To our knowledge, this is the first case–control study of XPC and XPG polymorphisms in relation to melanoma. The allele frequencies for the XPC G1580A and G2166A polymorphisms were previously unknown. Two of the four polymorphisms may not alter DNA repair: the G2166A base change in XPC exon 10 does not lead to an amino-acid change and Gozukara et al5 reported that both the XPC 1601T and 1601C alleles had similar functional activities using a host cell reactivation-based complementation assay. However, they may be linked to other functionally relevant genetic variations. For example, both alleles of an XPC exon 15 polymorphism (A2920C; Lys939Gln) showed similar DNA repair activities in the complementation assay but further studies revealed that it is associated with the risk for developing bladder cancer.6 Another Poly (AT) insertion polymorphism within XPC intron 9 is normally spliced out during XPC mRNA processing but was found to be associated with the development of squamous cell cancer of the head and neck.7 Subsequently, it was found that both polymorphisms are in linkage disequilibrium to yet a third XPC splice site polymorphism that exhibits functional relevance.8 The XPC exon 8 (G1580A, Arg492His) polymorphism has not been evaluated for its effect on DNA repair.
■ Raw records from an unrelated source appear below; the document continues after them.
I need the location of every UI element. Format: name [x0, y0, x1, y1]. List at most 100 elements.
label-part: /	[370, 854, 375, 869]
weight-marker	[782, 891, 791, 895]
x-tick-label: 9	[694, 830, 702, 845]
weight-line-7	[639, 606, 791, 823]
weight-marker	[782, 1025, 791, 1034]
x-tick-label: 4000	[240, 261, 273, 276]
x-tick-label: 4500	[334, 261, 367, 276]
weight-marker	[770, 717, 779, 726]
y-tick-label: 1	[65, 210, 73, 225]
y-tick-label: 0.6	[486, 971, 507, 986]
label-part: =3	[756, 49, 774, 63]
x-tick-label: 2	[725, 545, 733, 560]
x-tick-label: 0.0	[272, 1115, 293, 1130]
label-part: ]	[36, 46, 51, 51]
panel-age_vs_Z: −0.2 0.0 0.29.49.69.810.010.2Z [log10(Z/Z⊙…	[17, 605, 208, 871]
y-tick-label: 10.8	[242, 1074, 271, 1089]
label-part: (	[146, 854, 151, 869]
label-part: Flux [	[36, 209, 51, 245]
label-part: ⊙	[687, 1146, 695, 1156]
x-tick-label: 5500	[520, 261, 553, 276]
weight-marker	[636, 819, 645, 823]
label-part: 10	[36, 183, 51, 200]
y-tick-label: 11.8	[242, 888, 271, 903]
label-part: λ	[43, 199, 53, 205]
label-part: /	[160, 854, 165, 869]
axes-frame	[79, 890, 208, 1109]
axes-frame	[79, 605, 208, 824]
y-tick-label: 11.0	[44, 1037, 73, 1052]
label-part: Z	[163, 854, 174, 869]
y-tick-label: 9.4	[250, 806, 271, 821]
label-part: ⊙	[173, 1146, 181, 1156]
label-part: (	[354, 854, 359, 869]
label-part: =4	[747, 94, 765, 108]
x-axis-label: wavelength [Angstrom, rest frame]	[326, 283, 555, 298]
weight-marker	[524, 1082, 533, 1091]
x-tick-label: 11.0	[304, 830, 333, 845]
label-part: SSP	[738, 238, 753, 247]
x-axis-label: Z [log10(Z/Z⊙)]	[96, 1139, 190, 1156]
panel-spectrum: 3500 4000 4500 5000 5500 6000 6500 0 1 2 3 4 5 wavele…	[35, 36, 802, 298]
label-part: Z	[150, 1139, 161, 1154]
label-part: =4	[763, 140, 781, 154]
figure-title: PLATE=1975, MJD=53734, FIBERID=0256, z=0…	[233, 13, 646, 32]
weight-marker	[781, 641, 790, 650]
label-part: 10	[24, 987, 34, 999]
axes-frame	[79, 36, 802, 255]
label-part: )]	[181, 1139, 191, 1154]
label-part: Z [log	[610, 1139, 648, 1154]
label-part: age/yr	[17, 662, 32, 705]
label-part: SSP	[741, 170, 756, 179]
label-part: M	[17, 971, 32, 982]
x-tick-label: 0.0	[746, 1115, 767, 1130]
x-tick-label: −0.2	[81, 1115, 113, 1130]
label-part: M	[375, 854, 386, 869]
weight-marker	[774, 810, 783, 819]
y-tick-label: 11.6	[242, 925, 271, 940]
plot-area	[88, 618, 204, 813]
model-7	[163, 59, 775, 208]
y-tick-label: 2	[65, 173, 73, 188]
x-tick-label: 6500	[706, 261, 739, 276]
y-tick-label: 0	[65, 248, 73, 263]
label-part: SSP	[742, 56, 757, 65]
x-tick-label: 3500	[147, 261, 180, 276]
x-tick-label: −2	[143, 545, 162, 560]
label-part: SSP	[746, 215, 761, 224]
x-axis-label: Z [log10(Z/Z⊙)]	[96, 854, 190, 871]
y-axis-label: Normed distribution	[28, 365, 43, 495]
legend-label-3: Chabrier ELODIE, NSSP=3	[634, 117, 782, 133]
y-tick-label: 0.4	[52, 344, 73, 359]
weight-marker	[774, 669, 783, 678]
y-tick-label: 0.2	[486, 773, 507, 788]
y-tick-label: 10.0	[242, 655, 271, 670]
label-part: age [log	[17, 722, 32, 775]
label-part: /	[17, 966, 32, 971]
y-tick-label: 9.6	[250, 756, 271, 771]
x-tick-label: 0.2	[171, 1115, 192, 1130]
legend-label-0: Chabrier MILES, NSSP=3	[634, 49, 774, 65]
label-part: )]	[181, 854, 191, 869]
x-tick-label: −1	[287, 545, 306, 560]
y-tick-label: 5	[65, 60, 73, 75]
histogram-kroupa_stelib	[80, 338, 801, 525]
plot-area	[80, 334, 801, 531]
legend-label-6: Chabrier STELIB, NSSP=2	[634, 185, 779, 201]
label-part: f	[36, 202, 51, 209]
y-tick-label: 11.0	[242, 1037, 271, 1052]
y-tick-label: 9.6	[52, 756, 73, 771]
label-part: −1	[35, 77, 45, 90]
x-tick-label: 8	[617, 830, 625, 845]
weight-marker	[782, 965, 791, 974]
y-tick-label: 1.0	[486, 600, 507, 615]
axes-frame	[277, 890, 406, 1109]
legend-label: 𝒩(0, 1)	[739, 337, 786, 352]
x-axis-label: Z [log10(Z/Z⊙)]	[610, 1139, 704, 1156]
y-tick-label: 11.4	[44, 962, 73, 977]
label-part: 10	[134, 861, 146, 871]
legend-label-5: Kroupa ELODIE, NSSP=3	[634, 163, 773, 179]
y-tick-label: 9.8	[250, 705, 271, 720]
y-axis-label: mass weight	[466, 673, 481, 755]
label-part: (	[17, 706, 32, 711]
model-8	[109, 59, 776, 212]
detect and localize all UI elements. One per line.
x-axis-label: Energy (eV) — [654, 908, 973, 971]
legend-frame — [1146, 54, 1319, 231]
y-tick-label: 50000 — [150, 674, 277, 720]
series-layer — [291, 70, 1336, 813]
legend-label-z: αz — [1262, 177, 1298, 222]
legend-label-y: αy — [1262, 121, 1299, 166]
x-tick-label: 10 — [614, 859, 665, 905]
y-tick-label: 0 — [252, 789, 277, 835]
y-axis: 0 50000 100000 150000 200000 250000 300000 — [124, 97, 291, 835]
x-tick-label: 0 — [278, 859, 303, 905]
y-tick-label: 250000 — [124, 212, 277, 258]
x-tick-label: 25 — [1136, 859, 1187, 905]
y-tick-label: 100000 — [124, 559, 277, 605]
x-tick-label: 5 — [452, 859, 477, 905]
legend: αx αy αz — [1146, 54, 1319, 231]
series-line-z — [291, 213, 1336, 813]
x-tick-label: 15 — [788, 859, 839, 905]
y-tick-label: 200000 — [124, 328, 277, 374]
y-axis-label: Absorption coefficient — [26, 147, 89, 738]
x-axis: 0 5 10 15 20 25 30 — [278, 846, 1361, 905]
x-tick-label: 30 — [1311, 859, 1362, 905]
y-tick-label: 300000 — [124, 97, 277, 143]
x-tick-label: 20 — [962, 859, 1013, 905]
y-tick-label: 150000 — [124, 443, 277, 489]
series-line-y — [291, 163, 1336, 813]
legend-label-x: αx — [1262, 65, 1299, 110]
The allele frequencies for the XPC T1601C and XPG C3507G polymorphisms found in the present European population match our previously reported frequencies found in 84 and 91 anonymous donors from the US.5,9 In two distinct Scandinavian populations from Sweden and Finland, similar allele frequencies for the XPG C3507G polymorphism and an association with the occurrence of bladder and breast cancer were reported.6,10 Interestingly, in a Korean study of 310 lung cancer patients and 311 healthy controls the XPG 3507G allele was found at a frequency between 0.55 and 0.5 rather than 0.8 and 0.79 and was associated with a decreased risk of lung cancer.11 This may indicate that the XPG codon 1104 polymorphism varies between ethnic groups. Further studies are necessary to clarify the role of DNA repair gene polymorphisms in melanoma development.